Our shared highest priority is the safety of the people of Illinois, but let’s be clear about where the greatest terrorism threat lies: not with children and families fleeing ISIS, but in glaring loopholes in the law that could allow what happened in Paris to happen somewhere in America. One significant concern is the Visa Waiver Program (VWP), which allows about 20 million foreign nationals, more than one-third of all foreign visitors, to travel to the United States before checking biometrics like fingerprints. Chicago, which hosts about 1.4 million foreign visitors every year and is home to the busiest airport in the world, is at particular risk. Every participant in the Paris attacks who has been publicly identified held a passport from a VWP country. Terrorists such as Richard Reid, the “shoe bomber,” and Zacarias Moussaoui, a 9/11 co-conspirator, have sought to enter the United States through the VWP.

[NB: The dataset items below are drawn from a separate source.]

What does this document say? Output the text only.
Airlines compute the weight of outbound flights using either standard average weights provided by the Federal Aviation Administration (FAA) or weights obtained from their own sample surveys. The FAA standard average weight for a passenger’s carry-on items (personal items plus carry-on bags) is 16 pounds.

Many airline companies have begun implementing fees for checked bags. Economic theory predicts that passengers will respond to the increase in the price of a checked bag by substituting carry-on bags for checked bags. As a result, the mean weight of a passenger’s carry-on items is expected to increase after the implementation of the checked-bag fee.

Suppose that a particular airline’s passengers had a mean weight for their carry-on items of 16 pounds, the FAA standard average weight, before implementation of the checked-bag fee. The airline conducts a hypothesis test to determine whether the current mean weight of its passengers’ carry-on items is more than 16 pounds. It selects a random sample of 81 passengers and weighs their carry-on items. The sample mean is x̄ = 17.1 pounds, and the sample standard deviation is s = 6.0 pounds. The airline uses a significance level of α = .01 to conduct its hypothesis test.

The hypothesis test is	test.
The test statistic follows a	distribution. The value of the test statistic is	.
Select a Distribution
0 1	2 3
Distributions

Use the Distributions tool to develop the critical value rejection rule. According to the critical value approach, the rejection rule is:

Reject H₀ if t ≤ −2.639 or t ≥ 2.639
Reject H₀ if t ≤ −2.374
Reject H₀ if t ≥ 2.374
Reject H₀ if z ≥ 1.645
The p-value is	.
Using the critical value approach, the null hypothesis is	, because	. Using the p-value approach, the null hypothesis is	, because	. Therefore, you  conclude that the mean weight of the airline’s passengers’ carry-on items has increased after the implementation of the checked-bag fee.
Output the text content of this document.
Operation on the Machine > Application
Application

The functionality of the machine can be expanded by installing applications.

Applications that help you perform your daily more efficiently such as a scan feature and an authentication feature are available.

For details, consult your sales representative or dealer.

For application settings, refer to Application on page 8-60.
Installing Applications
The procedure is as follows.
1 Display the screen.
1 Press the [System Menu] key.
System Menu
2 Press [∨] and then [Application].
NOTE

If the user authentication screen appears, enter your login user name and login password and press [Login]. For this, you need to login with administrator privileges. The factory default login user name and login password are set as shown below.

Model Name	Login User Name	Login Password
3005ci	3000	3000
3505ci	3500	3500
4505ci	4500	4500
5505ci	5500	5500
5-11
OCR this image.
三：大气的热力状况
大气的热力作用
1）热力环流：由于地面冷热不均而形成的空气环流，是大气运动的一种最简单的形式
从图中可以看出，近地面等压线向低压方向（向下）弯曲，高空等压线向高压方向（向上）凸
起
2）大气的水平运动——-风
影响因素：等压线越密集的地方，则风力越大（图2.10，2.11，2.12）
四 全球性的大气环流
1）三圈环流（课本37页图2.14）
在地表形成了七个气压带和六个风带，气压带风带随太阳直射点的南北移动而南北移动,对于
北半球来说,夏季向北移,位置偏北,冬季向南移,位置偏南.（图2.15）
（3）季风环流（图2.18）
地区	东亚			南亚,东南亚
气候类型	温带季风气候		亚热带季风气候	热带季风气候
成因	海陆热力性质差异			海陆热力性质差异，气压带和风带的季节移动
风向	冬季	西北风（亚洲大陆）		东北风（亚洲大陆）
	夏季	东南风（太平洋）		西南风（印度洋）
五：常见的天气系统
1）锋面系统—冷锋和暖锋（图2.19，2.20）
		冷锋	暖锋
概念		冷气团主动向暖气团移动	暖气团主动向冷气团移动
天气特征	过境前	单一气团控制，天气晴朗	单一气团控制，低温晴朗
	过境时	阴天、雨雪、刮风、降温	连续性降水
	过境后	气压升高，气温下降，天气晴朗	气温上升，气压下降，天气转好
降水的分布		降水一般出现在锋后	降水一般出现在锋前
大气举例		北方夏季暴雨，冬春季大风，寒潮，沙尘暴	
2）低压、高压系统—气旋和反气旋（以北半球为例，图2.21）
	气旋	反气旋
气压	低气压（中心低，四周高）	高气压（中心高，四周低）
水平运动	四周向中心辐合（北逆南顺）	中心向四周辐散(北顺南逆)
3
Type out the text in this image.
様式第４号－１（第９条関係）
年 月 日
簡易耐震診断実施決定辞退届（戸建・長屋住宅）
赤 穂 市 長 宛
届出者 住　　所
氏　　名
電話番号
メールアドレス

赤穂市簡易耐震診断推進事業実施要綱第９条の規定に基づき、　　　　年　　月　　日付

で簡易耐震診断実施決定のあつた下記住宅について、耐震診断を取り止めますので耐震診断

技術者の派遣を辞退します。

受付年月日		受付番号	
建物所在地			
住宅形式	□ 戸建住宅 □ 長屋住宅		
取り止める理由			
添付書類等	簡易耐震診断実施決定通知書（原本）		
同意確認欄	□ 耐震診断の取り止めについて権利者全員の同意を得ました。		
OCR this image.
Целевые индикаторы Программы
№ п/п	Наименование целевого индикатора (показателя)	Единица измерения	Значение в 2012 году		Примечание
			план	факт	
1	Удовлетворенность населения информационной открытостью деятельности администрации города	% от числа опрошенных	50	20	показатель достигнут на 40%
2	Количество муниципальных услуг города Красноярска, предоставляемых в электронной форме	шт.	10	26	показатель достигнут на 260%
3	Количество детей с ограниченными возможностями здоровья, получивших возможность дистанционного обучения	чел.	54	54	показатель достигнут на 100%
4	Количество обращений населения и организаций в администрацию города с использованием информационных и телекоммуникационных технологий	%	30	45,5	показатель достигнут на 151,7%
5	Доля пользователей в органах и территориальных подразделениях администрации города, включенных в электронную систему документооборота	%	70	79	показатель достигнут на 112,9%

Only biographic (name-based) checks are conducted before VWP travelers are allowed to board airplanes and travel to the United States. Prior to departure, there are no checks against databases that use biometrics such as fingerprints. Fingerprint checks are conducted upon arrival in the United States, which is too late for a terrorist who might try to detonate an explosive on a plane. As U.S. Senate Intelligence Committee Chairman Richard Burr (R-NC) said:
“I would tell you, from a threat standpoint, I’m probably more concerned with the visa waiver program today. Were I in Europe already, and I wanted to go the United States, and were I not on a watch list or a no-fly list and I wanted to get there, the likelihood is I would use the visa waiver program before I would try to pawn myself off as a refugee.”
Vulnerabilities in the VWP are aggravated by a loophole in federal law that permits VWP travelers to buy firearms. Current law prohibits visa holders from other countries from purchasing guns, but excludes travelers from the 38 VWP countries. In 1998, I authored a federal law that prohibits visiting foreign nationals from buying or possessing a firearm in the United States if the foreigner “has been admitted to the United States under a nonimmigrant visa.” In 2011, the U.S. Department of Justice’s Office of Legal Counsel determined that under the statute VWP travelers can legally purchase firearms because they have not technically “been admitted to the United States under a nonimmigrant visa.”
Last week, I introduced S. 2323, the Visa Waiver Program Firearms Clarification Act, legislation that would close this loophole and clarify that the prohibition on buying firearms applies to foreign visitors whether they enter with a visa or not.
Congress also must address another critical gap in our gun laws. Current federal law prohibits nine categories of dangerous people from possessing firearms (e.g., felons, the mentally unstable, fugitives, etc.) but not suspected terrorists. The Government Accountability Office found that from 2004-2014, people who were on the FBI’s Terrorist Watchlist tried to buy guns from American gun dealers at least 2,233 times. In 2,043 of those cases – 91 percent of the time – these suspected terrorists were able to successfully buy the gun. I am an original cosponsor of S. 551, the Denying Firearms and Explosives to Dangerous Terrorists Act of 2015, which would close this “terror gap” in our federal gun laws.
In conclusion, I respectfully request that you support the resettlement of Syrian refugees in Illinois and encourage your Republican allies in Congress to work with Democrats to address the critical gaps in our security infrastructure outlined above. Rather than targeting a few thousand refugees who are themselves fleeing from terrorism and are the most thoroughly vetted travelers to the United States, you should focus on 20 million VWP travelers who travel to our country and our state every year without adequate security checks, as well as an unknown number of suspected terrorists who are able to legally purchase firearms and dangerous explosives.
Thank you for your time and consideration.